Mathes’ mantra: don’t do anything that’s been done before, which means Barrio diners are treated to bona fide originals. A wide choice of tapas (small, savory Spanish dishes), served fria and caliente, and larger dinner plates complete the menu. Fresh fruits, vegetables, cheeses, meats and breads blend together flavors of sweet and spicy, a marriage found in many of Barrio’s dishes, and the seafood gives no hint that Ohio is most definitely land-locked. And by not doing anything that’s been done before, Mathes has created a restaurant that is completely different from his other, Italian-themed eatery, Due Amici. “I didn’t want them to be at all the same,” Mathes made sure to state.

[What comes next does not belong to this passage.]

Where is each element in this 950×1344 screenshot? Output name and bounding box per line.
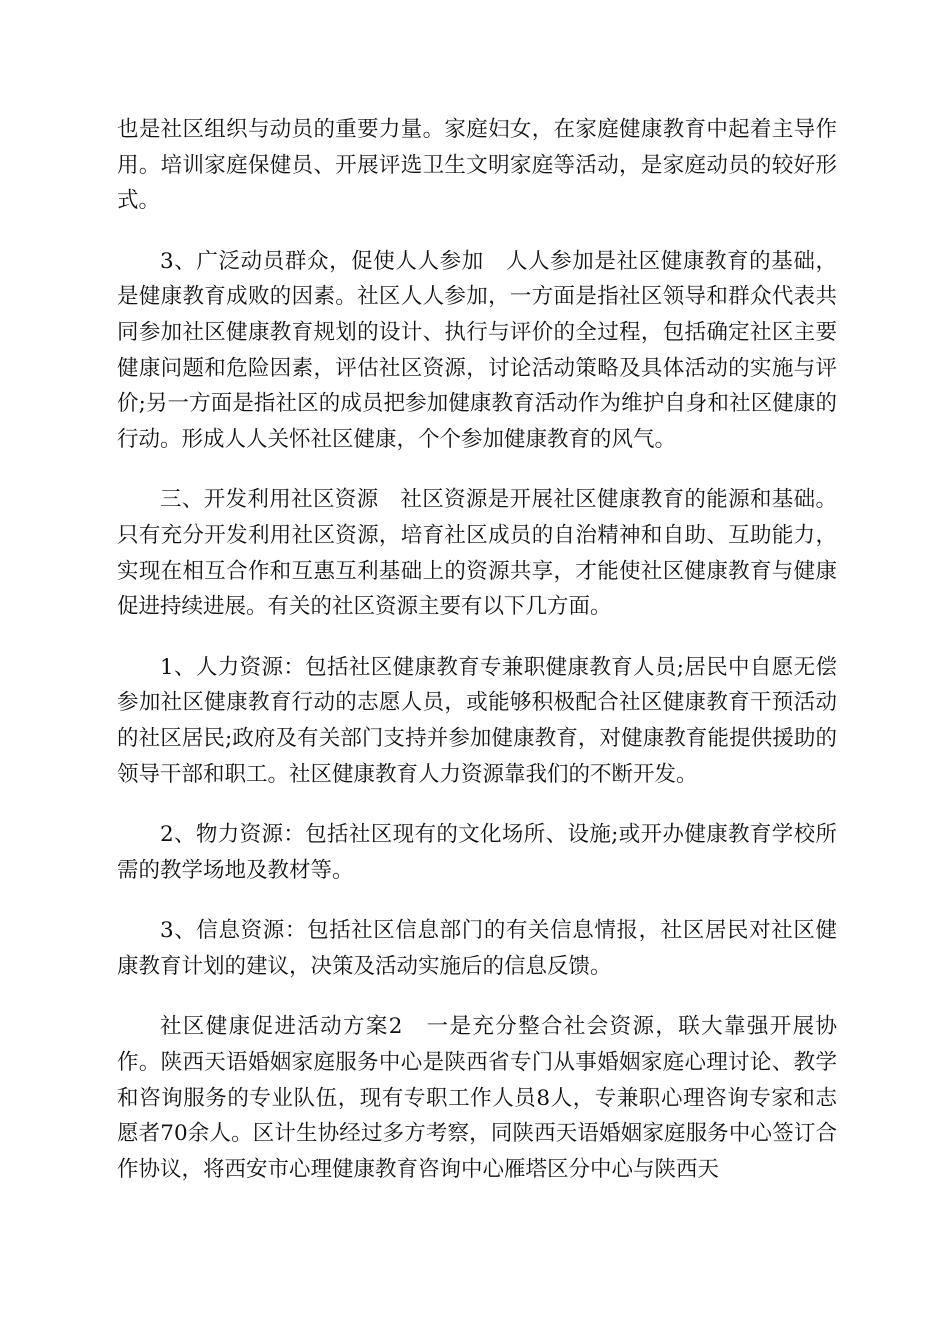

Barrio is impossible to miss on the corner of High and Spring. The two-story building is open and airy with a dark, wooden interior and simple, square features. The architecture conjures Frank Lloyd Wright’s philosophy that form should follow function. All straight lines and earthy tones, the simplicity of design translates to the wonderfully simple blend of few, but flavorful ingredients in Barrio’s dishes. Mathes aims to bring the flavors of Latin America without abusing them. Simplicity reigns at Barrio, through the food, atmosphere and architecture.

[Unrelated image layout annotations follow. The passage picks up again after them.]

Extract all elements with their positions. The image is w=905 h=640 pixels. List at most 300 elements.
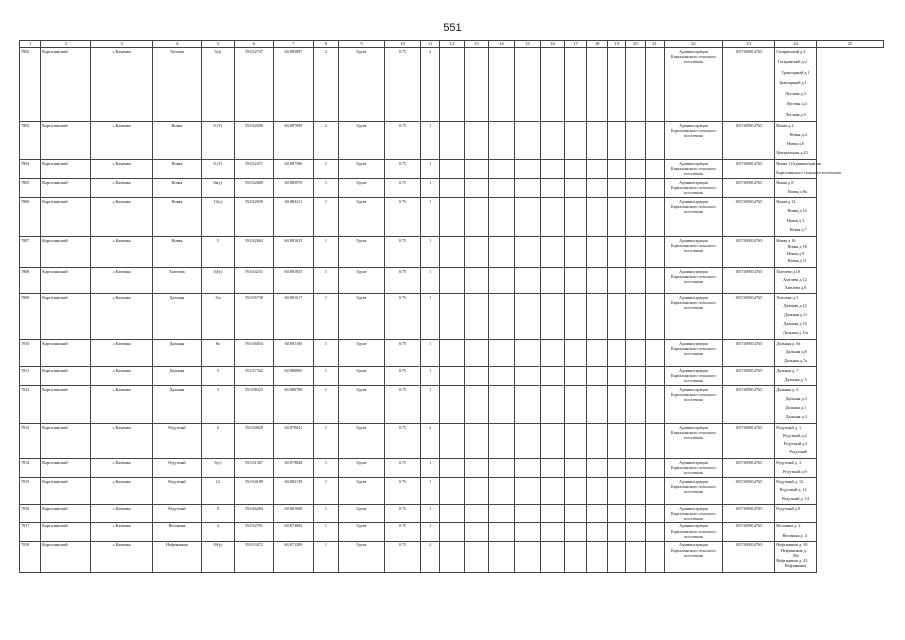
- empty-cell: [464, 237, 488, 268]
- address-line: Дальняя д 11а: [783, 330, 808, 335]
- address-line: Карталинского сельского поселения: [776, 169, 841, 175]
- surface-type: Грунт: [339, 122, 385, 160]
- address-line: Хмелева д.8: [784, 284, 807, 290]
- size: 0.75: [384, 122, 420, 160]
- row-id: 7807: [20, 237, 41, 268]
- empty-cell: [514, 294, 541, 340]
- empty-cell: [514, 122, 541, 160]
- district: Карталинский: [41, 367, 91, 386]
- surface-type: Грунт: [339, 386, 385, 424]
- column-number: 19: [608, 41, 626, 48]
- row-id: 7813: [20, 424, 41, 459]
- column-number: 10: [384, 41, 420, 48]
- empty-cell: [645, 48, 664, 122]
- latitude: 59.032747: [234, 48, 273, 122]
- longitude: 60.873082: [274, 522, 313, 541]
- empty-cell: [464, 294, 488, 340]
- size: 0.75: [384, 198, 420, 237]
- served-addresses: [775, 294, 816, 340]
- address-line: Весенняя д. 2: [776, 523, 801, 529]
- table-row: [20, 424, 884, 459]
- empty-cell: [608, 541, 626, 572]
- address-line: Луговая д.4: [786, 101, 807, 106]
- address-line: Весенняя д. 4: [782, 532, 807, 538]
- ogrn: 1057409014765: [723, 237, 775, 268]
- surface-type: Грунт: [339, 237, 385, 268]
- size: 0.75: [384, 237, 420, 268]
- latitude: 59.033472: [234, 541, 273, 572]
- table-row: [20, 478, 884, 505]
- district: Карталинский: [41, 237, 91, 268]
- empty-cell: [489, 367, 515, 386]
- empty-cell: [645, 478, 664, 505]
- empty-cell: [564, 198, 586, 237]
- settlement: с.Каменка: [91, 237, 153, 268]
- ogrn: 1057409014765: [723, 367, 775, 386]
- column-number: 18: [587, 41, 608, 48]
- count: 1: [313, 179, 339, 198]
- empty-cell: [541, 386, 564, 424]
- count: 1: [313, 386, 339, 424]
- served-addresses: [775, 505, 816, 523]
- empty-cell: [440, 367, 464, 386]
- empty-cell: [440, 505, 464, 523]
- address-line: Гагаринский д.4: [776, 48, 806, 54]
- street: Новая: [152, 237, 201, 268]
- address-line: Хмелева д.10: [776, 268, 800, 274]
- row-id: 7812: [20, 386, 41, 424]
- empty-cell: [626, 340, 645, 367]
- served-addresses: [775, 48, 816, 122]
- latitude: 59.032662: [234, 237, 273, 268]
- address-line: Дальняя д.12: [783, 303, 807, 309]
- address-line: Гагаринский д.2: [777, 59, 807, 64]
- served-addresses: [775, 122, 816, 160]
- address-line: Дальняя д 4: [785, 414, 807, 420]
- empty-cell: [440, 522, 464, 541]
- size: 0.75: [384, 179, 420, 198]
- empty-cell: [440, 424, 464, 459]
- empty-cell: [645, 459, 664, 478]
- empty-cell: [587, 522, 608, 541]
- address-line: Новая д 9: [786, 251, 805, 257]
- empty-cell: [541, 459, 564, 478]
- row-id: 7818: [20, 541, 41, 572]
- column-number: 4: [152, 41, 201, 48]
- table-row: [20, 198, 884, 237]
- count: 1: [313, 294, 339, 340]
- empty-cell: [541, 367, 564, 386]
- served-addresses: [775, 198, 816, 237]
- street: Новая: [152, 122, 201, 160]
- empty-cell: [564, 386, 586, 424]
- empty-cell: [645, 340, 664, 367]
- column-number: 22: [664, 41, 723, 48]
- empty-cell: [564, 522, 586, 541]
- empty-cell: [645, 294, 664, 340]
- longitude: 60.881855: [274, 268, 313, 294]
- empty-cell: [541, 478, 564, 505]
- address-line: Луговая д.3: [785, 90, 806, 96]
- container-count: 1: [421, 522, 440, 541]
- longitude: 60.881625: [274, 237, 313, 268]
- row-id: 7805: [20, 179, 41, 198]
- longitude: 60.879041: [274, 424, 313, 459]
- street: Дальняя: [152, 367, 201, 386]
- empty-cell: [541, 237, 564, 268]
- empty-cell: [514, 48, 541, 122]
- latitude: 59.035738: [234, 294, 273, 340]
- address-line: Дальняя д. 6: [776, 386, 799, 392]
- empty-cell: [626, 237, 645, 268]
- empty-cell: [541, 424, 564, 459]
- empty-cell: [626, 198, 645, 237]
- row-id: 7809: [20, 294, 41, 340]
- count: 1: [313, 522, 339, 541]
- address-line: Дальняя д.1: [784, 405, 807, 410]
- empty-cell: [587, 459, 608, 478]
- address-line: Новая д 12: [776, 198, 796, 204]
- district: Карталинский: [41, 541, 91, 572]
- row-id: 7806: [20, 198, 41, 237]
- empty-cell: [564, 367, 586, 386]
- served-addresses: [775, 478, 816, 505]
- district: Карталинский: [41, 48, 91, 122]
- column-number: 24: [775, 41, 816, 48]
- table-row: [20, 340, 884, 367]
- ogrn: 1057409014765: [723, 340, 775, 367]
- house-number: 5(а): [201, 48, 234, 122]
- street: Весенняя: [152, 522, 201, 541]
- address-line: Новая д 18: [787, 244, 807, 250]
- surface-type: Грунт: [339, 522, 385, 541]
- served-addresses: [775, 160, 841, 179]
- address-line: Нефтяников д. 43: [776, 558, 808, 563]
- address-line: Редутный д. 1: [776, 424, 802, 430]
- empty-cell: [608, 48, 626, 122]
- house-number: 5: [201, 237, 234, 268]
- house-number: 2: [201, 424, 234, 459]
- empty-cell: [608, 268, 626, 294]
- empty-cell: [626, 179, 645, 198]
- surface-type: Грунт: [339, 478, 385, 505]
- district: Карталинский: [41, 386, 91, 424]
- empty-cell: [440, 160, 464, 179]
- ogrn: 1057409014765: [723, 122, 775, 160]
- latitude: 59.034189: [234, 478, 273, 505]
- settlement: с.Каменка: [91, 367, 153, 386]
- empty-cell: [626, 48, 645, 122]
- empty-cell: [514, 478, 541, 505]
- house-number: 9: [201, 505, 234, 523]
- empty-cell: [541, 179, 564, 198]
- empty-cell: [645, 424, 664, 459]
- address-line: Нефтяников: [784, 563, 807, 569]
- empty-cell: [587, 160, 608, 179]
- row-id: 7810: [20, 340, 41, 367]
- column-number: 20: [626, 41, 645, 48]
- empty-cell: [608, 340, 626, 367]
- settlement: с.Каменка: [91, 478, 153, 505]
- settlement: с.Каменка: [91, 424, 153, 459]
- empty-cell: [514, 459, 541, 478]
- empty-cell: [564, 237, 586, 268]
- empty-cell: [587, 541, 608, 572]
- address-line: Новая 11Администрация: [776, 160, 821, 166]
- table-row: [20, 294, 884, 340]
- container-count: 1: [421, 198, 440, 237]
- owner: Администрация Карталинского сельского поселения: [664, 541, 723, 572]
- empty-cell: [587, 237, 608, 268]
- empty-cell: [464, 424, 488, 459]
- row-id: 7802: [20, 48, 41, 122]
- district: Карталинский: [41, 340, 91, 367]
- house-number: 12: [201, 478, 234, 505]
- size: 0.75: [384, 424, 420, 459]
- empty-cell: [645, 522, 664, 541]
- district: Карталинский: [41, 478, 91, 505]
- house-number: 3(у): [201, 459, 234, 478]
- column-number: 12: [440, 41, 464, 48]
- address-line: Тракторный д.1: [778, 80, 807, 85]
- count: 1: [313, 340, 339, 367]
- container-count: 1: [421, 179, 440, 198]
- empty-cell: [541, 541, 564, 572]
- served-addresses: [775, 340, 816, 367]
- address-line: Новая д 11: [787, 258, 807, 264]
- empty-cell: [489, 522, 515, 541]
- row-id: 7808: [20, 268, 41, 294]
- house-number: 11а: [201, 294, 234, 340]
- address-line: Редутный: [789, 449, 807, 455]
- empty-cell: [440, 294, 464, 340]
- district: Карталинский: [41, 198, 91, 237]
- count: 1: [313, 198, 339, 237]
- street: Редутный: [152, 424, 201, 459]
- empty-cell: [440, 237, 464, 268]
- empty-cell: [564, 459, 586, 478]
- latitude: 59.032791: [234, 522, 273, 541]
- container-count: 2: [421, 541, 440, 572]
- street: Редутный: [152, 505, 201, 523]
- empty-cell: [440, 541, 464, 572]
- container-count: 1: [421, 459, 440, 478]
- owner: Администрация Карталинского сельского поселения: [664, 268, 723, 294]
- empty-cell: [489, 122, 515, 160]
- address-line: Новая д.2: [776, 122, 794, 128]
- count: 1: [313, 237, 339, 268]
- empty-cell: [608, 198, 626, 237]
- address-line: Новая д 8: [776, 179, 794, 185]
- longitude: 60.871289: [274, 541, 313, 572]
- row-id: 7817: [20, 522, 41, 541]
- owner: Администрация Карталинского сельского поселения: [664, 367, 723, 386]
- column-number: 16: [541, 41, 564, 48]
- address-line: Нефтяников д.: [780, 547, 807, 553]
- settlement: с.Каменка: [91, 268, 153, 294]
- address-line: Редутный д. 12: [776, 478, 804, 484]
- table-row: [20, 48, 884, 122]
- page-number: 551: [443, 22, 462, 34]
- street: Редутный: [152, 459, 201, 478]
- empty-cell: [489, 340, 515, 367]
- empty-cell: [541, 522, 564, 541]
- empty-cell: [608, 122, 626, 160]
- settlement: с.Каменка: [91, 122, 153, 160]
- served-addresses: [775, 179, 816, 198]
- served-addresses: [775, 459, 816, 478]
- empty-cell: [464, 522, 488, 541]
- empty-cell: [587, 48, 608, 122]
- empty-cell: [645, 122, 664, 160]
- district: Карталинский: [41, 122, 91, 160]
- column-number: 23: [723, 41, 775, 48]
- owner: Администрация Карталинского сельского поселения: [664, 122, 723, 160]
- count: 2: [313, 122, 339, 160]
- longitude: 60.885897: [274, 48, 313, 122]
- house-number: 3: [201, 386, 234, 424]
- empty-cell: [541, 198, 564, 237]
- count: 1: [313, 541, 339, 572]
- latitude: 59.032471: [234, 160, 273, 179]
- size: 0.75: [384, 459, 420, 478]
- empty-cell: [645, 505, 664, 523]
- table-row: [20, 122, 884, 160]
- empty-cell: [608, 459, 626, 478]
- empty-cell: [541, 505, 564, 523]
- container-count: 1: [421, 294, 440, 340]
- longitude: 60.885970: [274, 179, 313, 198]
- empty-cell: [541, 268, 564, 294]
- address-line: Тракторный д.1: [781, 69, 810, 75]
- house-number: 8а: [201, 340, 234, 367]
- surface-type: Грунт: [339, 198, 385, 237]
- surface-type: Грунт: [339, 367, 385, 386]
- address-line: Новая д 3: [786, 217, 805, 223]
- latitude: 59.031367: [234, 459, 273, 478]
- street: Редутный: [152, 478, 201, 505]
- size: 0.75: [384, 340, 420, 367]
- empty-cell: [489, 179, 515, 198]
- column-number: 7: [274, 41, 313, 48]
- owner: Администрация Карталинского сельского поселения: [664, 505, 723, 523]
- count: 1: [313, 160, 339, 179]
- served-addresses: [775, 522, 816, 541]
- settlement: с.Каменка: [91, 505, 153, 523]
- address-line: Дальняя д. 8а: [776, 340, 801, 346]
- house-number: 10(у): [201, 268, 234, 294]
- address-line: Дальняя д 11: [783, 312, 808, 318]
- empty-cell: [514, 522, 541, 541]
- column-number: 3: [91, 41, 153, 48]
- count: 1: [313, 367, 339, 386]
- column-number: 5: [201, 41, 234, 48]
- empty-cell: [608, 367, 626, 386]
- count: 1: [313, 459, 339, 478]
- size: 0.75: [384, 294, 420, 340]
- longitude: 60.881617: [274, 294, 313, 340]
- address-line: Дальняя д.7а: [784, 357, 808, 363]
- column-number: 14: [489, 41, 515, 48]
- empty-cell: [587, 386, 608, 424]
- size: 0.75: [384, 268, 420, 294]
- row-id: 7811: [20, 367, 41, 386]
- size: 0.75: [384, 505, 420, 523]
- owner: Администрация Карталинского сельского поселения: [664, 198, 723, 237]
- empty-cell: [645, 541, 664, 572]
- ogrn: 1057409014765: [723, 478, 775, 505]
- table-row: [20, 160, 884, 179]
- count: 1: [313, 478, 339, 505]
- district: Карталинский: [41, 179, 91, 198]
- district: Карталинский: [41, 268, 91, 294]
- empty-cell: [464, 268, 488, 294]
- empty-cell: [514, 160, 541, 179]
- empty-cell: [464, 367, 488, 386]
- empty-cell: [564, 179, 586, 198]
- address-line: Хмелева д.12: [783, 276, 807, 282]
- empty-cell: [564, 122, 586, 160]
- empty-cell: [514, 179, 541, 198]
- empty-cell: [645, 367, 664, 386]
- address-line: Центральная д.23: [776, 150, 808, 156]
- empty-cell: [645, 198, 664, 237]
- empty-cell: [489, 478, 515, 505]
- column-number: 17: [564, 41, 586, 48]
- house-number: 8 (У): [201, 122, 234, 160]
- owner: Администрация Карталинского сельского поселения: [664, 237, 723, 268]
- house-number: 13(у): [201, 198, 234, 237]
- empty-cell: [645, 237, 664, 268]
- size: 0.75: [384, 541, 420, 572]
- house-number: 4: [201, 522, 234, 541]
- district: Карталинский: [41, 424, 91, 459]
- address-line: Новая д 14: [787, 208, 807, 214]
- longitude: 60.887586: [274, 160, 313, 179]
- empty-cell: [608, 160, 626, 179]
- column-number: 21: [645, 41, 664, 48]
- empty-cell: [587, 179, 608, 198]
- empty-cell: [489, 160, 515, 179]
- settlement: с.Каменка: [91, 179, 153, 198]
- settlement: с.Каменка: [91, 340, 153, 367]
- surface-type: Грунт: [339, 459, 385, 478]
- empty-cell: [440, 122, 464, 160]
- street: Дальняя: [152, 294, 201, 340]
- ogrn: 1057409014765: [723, 160, 775, 179]
- ogrn: 1057409014765: [723, 386, 775, 424]
- empty-cell: [464, 122, 488, 160]
- empty-cell: [587, 198, 608, 237]
- owner: Администрация Карталинского сельского поселения: [664, 478, 723, 505]
- empty-cell: [464, 459, 488, 478]
- address-line: Редутный д. 14: [782, 495, 809, 501]
- size: 0.75: [384, 522, 420, 541]
- container-count: 1: [421, 367, 440, 386]
- empty-cell: [587, 424, 608, 459]
- empty-cell: [626, 478, 645, 505]
- data-table: [19, 40, 884, 573]
- empty-cell: [626, 268, 645, 294]
- size: 0.75: [384, 386, 420, 424]
- row-id: 7815: [20, 478, 41, 505]
- empty-cell: [587, 294, 608, 340]
- address-line: Дальняя д.8: [785, 349, 807, 354]
- surface-type: Грунт: [339, 160, 385, 179]
- empty-cell: [541, 122, 564, 160]
- street: Нефтяников: [152, 541, 201, 572]
- ogrn: 1057409014765: [723, 522, 775, 541]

Barrio is open seven days a week for brunch, lunch and dinner. Always bustling with activity, it’s recommended that you make a reservation ahead of time, which can be done online.
A lounge area is slated to develop on the second floor, where soccer aficionados can kick back and catch a game of Spanish futbol. And on Barrio’s two-year plan: a walk-out, roof-top patio also on the second floor. In the meantime, look for an open-air, ground-floor patio to extend onto the sidewalk in the next few weeks.
Imagine six courses of Barrio’s best, each paired with a hand-selected bottle of Argentine, Chilean or Spanish wine; a warm, summer breeze blowing through the restaurant and Caribbean tunes playing subtly in the background. Mathes and general manager Morgan Wiland treated us not only to a Latin-infused meal, but a bit of South American hospitality that is rare this far north of the equator.
The meal began with marinated olives, Tuna Ceviche (a mix of tuna, a generous-sized plantain chip with squash and popcorn) served with fresh bread, and a glass of Madema sauvignon blanc from Argentina.
Next up, Poblano soup accompanied by a watercress salad and a glass of Apaltagua pinot noir from Chile. The soup was bold, infused with the mild spice of poblano, and complemented well by the tenderness of the watercress greens.
The third course: bacon wrapped dates and grilled octopus with Callia Torrontes, an Argentine white. The savory bacon, wrapped around a soft, sweet date, left all members of the dinner party speechless. And the octopus: it was simply grilled, giving it a soft, but not chewy texture.
Rounding the halfway point, we were on to Hanger steak and caramelized provolone cheese accompanied by a glass of Chilian Calcu. The steak: so soft, it barely required a knife. The provolone was served with lightly toasted ciabatta and chips, a tapa that’s so good, it’s worth giving up your summer diet.
For the main course (if there was such a thing) the Paella Mixta and Ancho Roasted Chicken with a glass of Botani Moscatel Selo from Spain. The paella blended rice, seafood and meat into a phenomenal dish that could rival the most authentic Spanish paella. The roasted chicken was so tender that it fell right off the bone. Served with whipped sweet potatoes, spinach and dates, the flavor profile was incredible.
We ended on a sweet note. Panqueques and Tres Leches Cake paired with Osborne Amontillado, a medium sherry from Spain. The first, a crepe filled with dulce de leche and topped with a generous dab of whipped cream; the latter, a dense yellow cake, soaked in three different types of cream. A glass of light and fruity, but not-too-sweet sangria served as the perfect cap to a South American feast.